Statement from US Congressman Walsh on McBride Case

Walsh calls Peter McBride murderers’ military reinstatement an insult to all of Northern Ireland

United States Congress’ Friends of Ireland Chairman Opposes Decision by British Army to Reinstate James Fisher and Mark Wright as Scots Guards

Syracuse, NY, USA - Congressman James T. Walsh (NY-25), Chairman of the United States Congress’ Friends of Ireland, today called the decision by the British Ministry of Defense to reinstate Scots Guards James Fisher and Mark Wright after being convicted and jailed for murdering an Irish teenager "an insult to the family and friends of Peter McBride and to the all the people of Northern Ireland."

In 1992, Scots Guardsmen Fisher and Wright shot Peter McBride in the back, murdering the unarmed young man after previously stopping, questioning, and searching him.  The soldiers served less than six years of life sentences for murder and were released from prison in 1998.  At the time, the two soldiers were only the third and fourth soldiers ever convicted of murdering a civilian while on duty in Ireland.

"The decision of the British Army late last week to reinstate two convicted murderers is a travesty," said Walsh.  "Soldiers are protectors, representatives of laws and government.  These two on-duty Guardsmen shot and killed an unarmed child as he fled.  Though convicted, their release and lack of appropriate punishment was already a slap to the McBride Family and to all of Northern Ireland.  The news of their reinstatement in the British Army is a deplorable outrage.  In my view, the government officials who authorized their reinstatement are just as culpable as these two murderers."

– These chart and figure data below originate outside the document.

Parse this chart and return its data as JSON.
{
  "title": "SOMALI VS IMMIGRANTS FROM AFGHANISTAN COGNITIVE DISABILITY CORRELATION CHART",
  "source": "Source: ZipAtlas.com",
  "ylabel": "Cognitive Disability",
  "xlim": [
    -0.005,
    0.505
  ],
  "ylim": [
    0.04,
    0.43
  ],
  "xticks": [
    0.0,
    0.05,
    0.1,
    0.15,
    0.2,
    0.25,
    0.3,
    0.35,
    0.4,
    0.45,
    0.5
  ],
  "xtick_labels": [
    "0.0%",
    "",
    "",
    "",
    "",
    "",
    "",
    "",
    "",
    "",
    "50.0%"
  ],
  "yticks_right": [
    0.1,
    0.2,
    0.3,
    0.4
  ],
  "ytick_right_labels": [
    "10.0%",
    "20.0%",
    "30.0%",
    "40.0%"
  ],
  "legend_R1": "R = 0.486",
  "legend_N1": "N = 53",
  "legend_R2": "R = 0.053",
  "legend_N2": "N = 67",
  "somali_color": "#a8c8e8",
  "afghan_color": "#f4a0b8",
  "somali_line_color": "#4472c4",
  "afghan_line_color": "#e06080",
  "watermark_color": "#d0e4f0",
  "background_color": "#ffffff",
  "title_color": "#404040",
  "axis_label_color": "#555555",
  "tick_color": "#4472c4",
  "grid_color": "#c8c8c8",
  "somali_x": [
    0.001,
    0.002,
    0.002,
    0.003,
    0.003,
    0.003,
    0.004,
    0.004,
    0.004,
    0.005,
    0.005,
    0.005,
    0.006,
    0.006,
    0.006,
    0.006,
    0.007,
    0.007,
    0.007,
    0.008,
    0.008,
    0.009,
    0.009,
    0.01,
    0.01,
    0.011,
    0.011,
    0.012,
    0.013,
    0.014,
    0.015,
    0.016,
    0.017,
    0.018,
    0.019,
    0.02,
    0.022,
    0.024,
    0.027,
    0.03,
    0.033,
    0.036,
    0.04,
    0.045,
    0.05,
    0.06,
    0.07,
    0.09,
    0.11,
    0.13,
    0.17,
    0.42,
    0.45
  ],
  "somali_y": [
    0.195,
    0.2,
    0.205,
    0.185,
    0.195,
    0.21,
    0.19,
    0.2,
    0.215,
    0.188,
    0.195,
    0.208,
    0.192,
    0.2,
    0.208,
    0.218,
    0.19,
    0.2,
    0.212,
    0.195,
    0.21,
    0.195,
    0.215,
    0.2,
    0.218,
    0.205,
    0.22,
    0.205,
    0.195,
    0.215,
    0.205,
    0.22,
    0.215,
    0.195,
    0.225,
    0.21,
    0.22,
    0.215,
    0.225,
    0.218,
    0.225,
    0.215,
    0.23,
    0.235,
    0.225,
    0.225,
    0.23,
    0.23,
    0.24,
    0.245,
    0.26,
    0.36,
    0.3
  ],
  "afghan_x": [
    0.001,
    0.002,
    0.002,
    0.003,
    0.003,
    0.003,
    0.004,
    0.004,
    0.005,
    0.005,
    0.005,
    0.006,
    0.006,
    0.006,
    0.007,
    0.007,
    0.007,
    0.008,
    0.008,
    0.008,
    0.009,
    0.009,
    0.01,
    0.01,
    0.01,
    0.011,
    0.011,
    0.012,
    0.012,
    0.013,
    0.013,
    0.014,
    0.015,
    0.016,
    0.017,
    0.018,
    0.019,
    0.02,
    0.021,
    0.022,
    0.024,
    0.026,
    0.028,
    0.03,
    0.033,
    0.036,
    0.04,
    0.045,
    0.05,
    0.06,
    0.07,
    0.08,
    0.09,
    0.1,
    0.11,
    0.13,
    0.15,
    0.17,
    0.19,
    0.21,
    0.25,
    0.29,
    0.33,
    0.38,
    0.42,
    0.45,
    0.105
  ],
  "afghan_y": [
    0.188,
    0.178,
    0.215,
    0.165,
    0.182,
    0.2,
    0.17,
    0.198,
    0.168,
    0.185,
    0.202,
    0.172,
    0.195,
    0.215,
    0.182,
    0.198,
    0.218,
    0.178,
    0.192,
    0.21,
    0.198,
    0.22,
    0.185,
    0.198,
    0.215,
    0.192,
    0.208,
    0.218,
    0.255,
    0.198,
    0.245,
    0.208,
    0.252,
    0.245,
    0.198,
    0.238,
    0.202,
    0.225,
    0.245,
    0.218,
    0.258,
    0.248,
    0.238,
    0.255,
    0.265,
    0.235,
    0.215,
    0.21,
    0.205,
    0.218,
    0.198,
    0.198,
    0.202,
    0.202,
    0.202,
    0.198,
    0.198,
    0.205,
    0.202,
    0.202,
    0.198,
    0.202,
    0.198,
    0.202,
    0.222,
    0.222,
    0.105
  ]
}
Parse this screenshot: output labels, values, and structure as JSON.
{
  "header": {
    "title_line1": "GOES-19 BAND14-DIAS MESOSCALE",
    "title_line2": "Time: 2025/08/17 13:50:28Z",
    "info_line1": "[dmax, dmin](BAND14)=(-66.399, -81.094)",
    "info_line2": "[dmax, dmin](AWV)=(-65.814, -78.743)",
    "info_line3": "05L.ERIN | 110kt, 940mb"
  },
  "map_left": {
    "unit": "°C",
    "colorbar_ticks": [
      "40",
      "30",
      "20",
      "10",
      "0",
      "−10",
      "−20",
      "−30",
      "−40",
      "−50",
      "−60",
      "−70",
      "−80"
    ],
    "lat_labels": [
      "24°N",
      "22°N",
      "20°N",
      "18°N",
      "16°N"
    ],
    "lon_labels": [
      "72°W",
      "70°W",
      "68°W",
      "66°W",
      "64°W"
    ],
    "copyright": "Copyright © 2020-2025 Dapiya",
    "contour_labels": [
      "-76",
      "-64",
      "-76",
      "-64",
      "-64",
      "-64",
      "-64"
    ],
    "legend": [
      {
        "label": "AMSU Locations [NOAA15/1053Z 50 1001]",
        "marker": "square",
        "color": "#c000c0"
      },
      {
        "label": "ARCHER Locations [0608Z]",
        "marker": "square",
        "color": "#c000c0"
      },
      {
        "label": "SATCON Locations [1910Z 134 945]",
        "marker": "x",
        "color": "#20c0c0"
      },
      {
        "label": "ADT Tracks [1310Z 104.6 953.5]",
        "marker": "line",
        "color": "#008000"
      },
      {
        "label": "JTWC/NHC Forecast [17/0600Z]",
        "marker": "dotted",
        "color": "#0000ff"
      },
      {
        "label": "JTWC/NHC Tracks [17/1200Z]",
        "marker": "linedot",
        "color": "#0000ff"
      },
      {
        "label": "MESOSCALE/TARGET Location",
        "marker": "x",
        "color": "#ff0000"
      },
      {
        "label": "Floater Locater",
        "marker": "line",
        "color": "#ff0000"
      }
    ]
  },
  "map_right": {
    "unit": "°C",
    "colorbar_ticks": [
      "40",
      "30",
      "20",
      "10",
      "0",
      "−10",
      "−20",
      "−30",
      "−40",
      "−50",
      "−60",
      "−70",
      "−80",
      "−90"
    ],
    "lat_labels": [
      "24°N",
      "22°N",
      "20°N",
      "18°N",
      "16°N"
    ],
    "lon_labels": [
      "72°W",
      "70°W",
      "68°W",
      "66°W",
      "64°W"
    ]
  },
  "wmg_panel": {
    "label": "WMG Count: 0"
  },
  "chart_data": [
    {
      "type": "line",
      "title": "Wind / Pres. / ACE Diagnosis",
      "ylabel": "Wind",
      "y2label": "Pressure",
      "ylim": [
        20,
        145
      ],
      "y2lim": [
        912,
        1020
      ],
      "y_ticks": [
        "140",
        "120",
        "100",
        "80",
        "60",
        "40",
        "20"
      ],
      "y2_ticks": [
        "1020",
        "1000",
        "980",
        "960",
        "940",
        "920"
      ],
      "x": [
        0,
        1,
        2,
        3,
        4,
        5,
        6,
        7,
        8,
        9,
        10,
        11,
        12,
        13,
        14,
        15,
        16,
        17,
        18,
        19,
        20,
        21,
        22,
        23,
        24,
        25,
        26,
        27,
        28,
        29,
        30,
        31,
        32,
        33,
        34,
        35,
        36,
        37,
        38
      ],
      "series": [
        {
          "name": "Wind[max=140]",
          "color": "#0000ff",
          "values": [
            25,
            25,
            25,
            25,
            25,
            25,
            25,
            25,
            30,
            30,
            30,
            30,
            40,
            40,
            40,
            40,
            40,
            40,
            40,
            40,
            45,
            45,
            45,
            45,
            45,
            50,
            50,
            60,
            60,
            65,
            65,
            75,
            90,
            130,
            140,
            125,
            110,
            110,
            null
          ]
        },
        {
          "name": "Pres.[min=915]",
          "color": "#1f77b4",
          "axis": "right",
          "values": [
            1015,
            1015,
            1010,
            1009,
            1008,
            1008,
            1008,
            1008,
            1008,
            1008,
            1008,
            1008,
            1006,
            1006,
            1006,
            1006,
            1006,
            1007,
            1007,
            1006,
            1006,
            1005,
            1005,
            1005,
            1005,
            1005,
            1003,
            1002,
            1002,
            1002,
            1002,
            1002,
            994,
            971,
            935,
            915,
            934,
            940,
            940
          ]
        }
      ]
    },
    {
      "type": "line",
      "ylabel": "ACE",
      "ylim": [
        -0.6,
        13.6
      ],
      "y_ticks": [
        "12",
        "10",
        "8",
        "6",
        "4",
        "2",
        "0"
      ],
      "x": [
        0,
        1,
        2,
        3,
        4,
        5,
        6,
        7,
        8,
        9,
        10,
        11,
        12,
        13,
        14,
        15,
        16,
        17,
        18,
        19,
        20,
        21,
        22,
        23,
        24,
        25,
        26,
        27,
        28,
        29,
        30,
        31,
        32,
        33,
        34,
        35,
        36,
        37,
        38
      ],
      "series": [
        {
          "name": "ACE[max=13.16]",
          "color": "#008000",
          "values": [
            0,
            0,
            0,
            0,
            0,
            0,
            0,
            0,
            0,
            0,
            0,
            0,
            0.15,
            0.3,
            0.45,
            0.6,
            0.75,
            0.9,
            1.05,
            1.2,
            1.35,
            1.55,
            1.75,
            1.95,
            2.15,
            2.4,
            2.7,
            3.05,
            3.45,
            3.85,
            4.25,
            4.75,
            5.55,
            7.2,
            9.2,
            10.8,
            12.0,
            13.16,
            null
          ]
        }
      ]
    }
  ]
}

Walsh urged British government officials and the Army Board to reverse their decision and dismiss the soldiers.  According to Walsh, failure to do so would undermine the already-fragile confidence in the rule of law and contravene the spirit of the Good Friday Agreement.

Peter McBride, an eighteen year-old from north Belfast in Northern Ireland, was a two-year alumnus of Central New York’s Project Children program which brings dozens of Protestant and Catholic Irish children to Upstate New York each summer.  After his murder, the 1993 Syracuse St. Patrick’s Parade was dedicated in his memory.